Blip and Temple are two freak show acts written to elevate the contemporary woman's experience of social alienation.
BLIP is a writer with no hand. She has invited the audience into her studio for an attempt to express herself without words. She fails immediately.
TEMPLE is a woman in love. She's invited all the men she's ever been with over to her home so that she can exorcise them from her vagina. She fails immediately.
COME SEE THE INCREDIBLE WOMEN WHO FAIL THE WOMAN WITH ONE HAND AND THE WOMAN WITH NO HEART DON'T MISS YOUR CHANCE TO GAWK YOU WON'T REGRET IT COME AND SEE
A note from the writer "My career so far has been dedicated to telling the stories of “freak” women: Women who are physically or socially alienated despite their intellectual wealth. In 2016, my Summerworks entry Plucked, told the story of a farm where women turn into chickens and men farm their “chicken-lady eggs”. In 2014, my play The Dumb War featured two young women who, after being forced to share a room, turned their aggressive anxieties into a full-blown territorial war. The subjects of my shows are women who are intellectually magnificent while physically restricted. Both those shows saw near sold out runs. In both cases, audience members made sure to find me to tell me their related personal stories. I understand Freak women.
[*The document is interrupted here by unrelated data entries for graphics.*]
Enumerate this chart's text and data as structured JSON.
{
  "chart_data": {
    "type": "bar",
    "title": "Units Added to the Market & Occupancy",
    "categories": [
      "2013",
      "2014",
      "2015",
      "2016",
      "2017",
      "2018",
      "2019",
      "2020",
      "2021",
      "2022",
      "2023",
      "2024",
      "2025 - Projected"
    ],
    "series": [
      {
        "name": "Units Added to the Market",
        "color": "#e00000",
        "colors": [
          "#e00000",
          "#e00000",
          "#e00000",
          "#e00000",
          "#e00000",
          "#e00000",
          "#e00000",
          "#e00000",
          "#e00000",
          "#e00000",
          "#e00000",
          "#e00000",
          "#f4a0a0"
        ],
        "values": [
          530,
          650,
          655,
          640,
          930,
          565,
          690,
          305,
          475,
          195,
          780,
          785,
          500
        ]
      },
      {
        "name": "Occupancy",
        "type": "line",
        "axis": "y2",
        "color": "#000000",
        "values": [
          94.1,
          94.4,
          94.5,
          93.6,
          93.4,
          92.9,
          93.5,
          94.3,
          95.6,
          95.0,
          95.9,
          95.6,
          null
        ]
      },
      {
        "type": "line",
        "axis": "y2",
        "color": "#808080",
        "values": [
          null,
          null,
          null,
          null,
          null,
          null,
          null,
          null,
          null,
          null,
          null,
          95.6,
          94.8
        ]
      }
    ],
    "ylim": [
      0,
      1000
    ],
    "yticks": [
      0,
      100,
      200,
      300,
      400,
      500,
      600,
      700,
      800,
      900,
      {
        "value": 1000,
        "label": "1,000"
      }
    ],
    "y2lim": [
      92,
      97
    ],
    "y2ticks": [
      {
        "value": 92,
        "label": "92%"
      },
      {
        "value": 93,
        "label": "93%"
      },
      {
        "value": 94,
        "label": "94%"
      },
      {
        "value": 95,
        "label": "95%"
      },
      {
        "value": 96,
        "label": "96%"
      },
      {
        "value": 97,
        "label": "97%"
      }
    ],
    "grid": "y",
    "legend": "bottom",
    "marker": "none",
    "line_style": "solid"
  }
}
I am a Freak woman. Traditionally, the basic requirement for any “freak” was that they possessed a “biological rarity”. The “rarity” was then forced into a spotlight. As a female writer, I am constantly aware that my mind is a “biological rarity”. Just as The Four Legged Girl gained attention for her legs, I gain attention for my mind’s expression. I am a survivor of bipolar disorder. I write stories that come from an aberrational mind, a mind that is only as imaginative and accelerated as it is because it has suffered from being a “biological rarity”. I have felt alienated by my rarity my whole life. With this project, I am finally celebrating what it means to be Strange."